Meu velho amante me reconheceu em um terraço

Depois de quatro dias de uma chuva obstinada, o domingo amanheceu com uma clareza que parecia uma permissão. O céu se abriu sem reservas e o sol caiu sobre a cidade com uma determinação que convidava a sacudir o confinamento, a recuperar esse tempo que as nuvens haviam nos retido de propósito.

Andrés, sempre atento às necessidades da casa, pensou que as crianças mereciam gastar a energia acumulada entre quatro paredes. Eu objetava o de sempre: tinha provas para corrigir, e a manhã era o único trecho do dia em que minha cabeça funcionava com precisão de relojoeiro. Mas a insistência coral da minha família acabou me dobrando, e cedi contrafeita, deixando-me arrastar para o burburinho das ruas com a leve sensação de ter perdido uma pequena batalha contra a ordem que tanto me custara impor.

Os terraços transbordavam de gente naquele frenesim dominical em que as conversas se sobrepõem ao tilintar dos copos. Andrés, com a agilidade de quem não quer abrir mão da sua porção de sol, avistou uma mesa livre e a ocupou. As crianças se sentaram impacientes, absortas na solenidade do cardápio de sorvetes, e eu me acomodei automaticamente, sem suspeitar que a normalidade da minha vida estava prestes a se fraturar.

Levantei os olhos com uma indiferença educada quando o garçom se aproximou.
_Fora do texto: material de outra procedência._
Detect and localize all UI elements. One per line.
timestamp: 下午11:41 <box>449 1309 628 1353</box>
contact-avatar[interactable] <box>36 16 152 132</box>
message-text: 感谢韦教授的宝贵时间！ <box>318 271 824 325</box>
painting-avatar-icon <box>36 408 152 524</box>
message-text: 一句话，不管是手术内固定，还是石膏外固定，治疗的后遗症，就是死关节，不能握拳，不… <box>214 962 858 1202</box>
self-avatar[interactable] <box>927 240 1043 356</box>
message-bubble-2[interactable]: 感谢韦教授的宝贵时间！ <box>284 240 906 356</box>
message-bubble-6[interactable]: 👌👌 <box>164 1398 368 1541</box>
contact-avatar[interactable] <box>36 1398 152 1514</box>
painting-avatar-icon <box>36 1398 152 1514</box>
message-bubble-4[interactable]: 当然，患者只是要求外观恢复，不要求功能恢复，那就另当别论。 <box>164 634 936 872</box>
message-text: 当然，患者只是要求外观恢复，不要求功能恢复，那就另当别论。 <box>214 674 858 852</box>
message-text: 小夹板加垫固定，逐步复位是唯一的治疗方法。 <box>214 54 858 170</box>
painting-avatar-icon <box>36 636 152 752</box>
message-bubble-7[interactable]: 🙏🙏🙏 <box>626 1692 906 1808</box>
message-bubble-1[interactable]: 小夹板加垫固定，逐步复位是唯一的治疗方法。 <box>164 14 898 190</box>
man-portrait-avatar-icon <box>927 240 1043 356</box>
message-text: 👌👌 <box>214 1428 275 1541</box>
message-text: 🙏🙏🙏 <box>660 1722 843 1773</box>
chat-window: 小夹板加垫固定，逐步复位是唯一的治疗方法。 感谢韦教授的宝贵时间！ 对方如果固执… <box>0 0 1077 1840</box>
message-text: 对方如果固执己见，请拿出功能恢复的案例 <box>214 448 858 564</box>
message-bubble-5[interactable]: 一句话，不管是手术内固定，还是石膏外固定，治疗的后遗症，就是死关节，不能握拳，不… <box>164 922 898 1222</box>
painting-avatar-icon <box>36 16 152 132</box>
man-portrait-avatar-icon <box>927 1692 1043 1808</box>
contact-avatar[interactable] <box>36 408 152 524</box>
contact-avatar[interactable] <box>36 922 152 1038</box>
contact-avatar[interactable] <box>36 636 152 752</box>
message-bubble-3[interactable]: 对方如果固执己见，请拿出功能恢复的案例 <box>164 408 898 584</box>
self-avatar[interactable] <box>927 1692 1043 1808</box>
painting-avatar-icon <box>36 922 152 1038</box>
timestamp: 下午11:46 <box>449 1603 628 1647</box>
E o mundo parou em um vazio absoluto. À minha frente, com um meio sorriso que desafiava a passagem das décadas, estava Hugo.

—Lorena? —pronunciou ele, e o som do meu nome naquela boca familiar me golpeou a memória com a violência de um impacto físico, dissipando de repente a névoa de quinze anos de respeitabilidade.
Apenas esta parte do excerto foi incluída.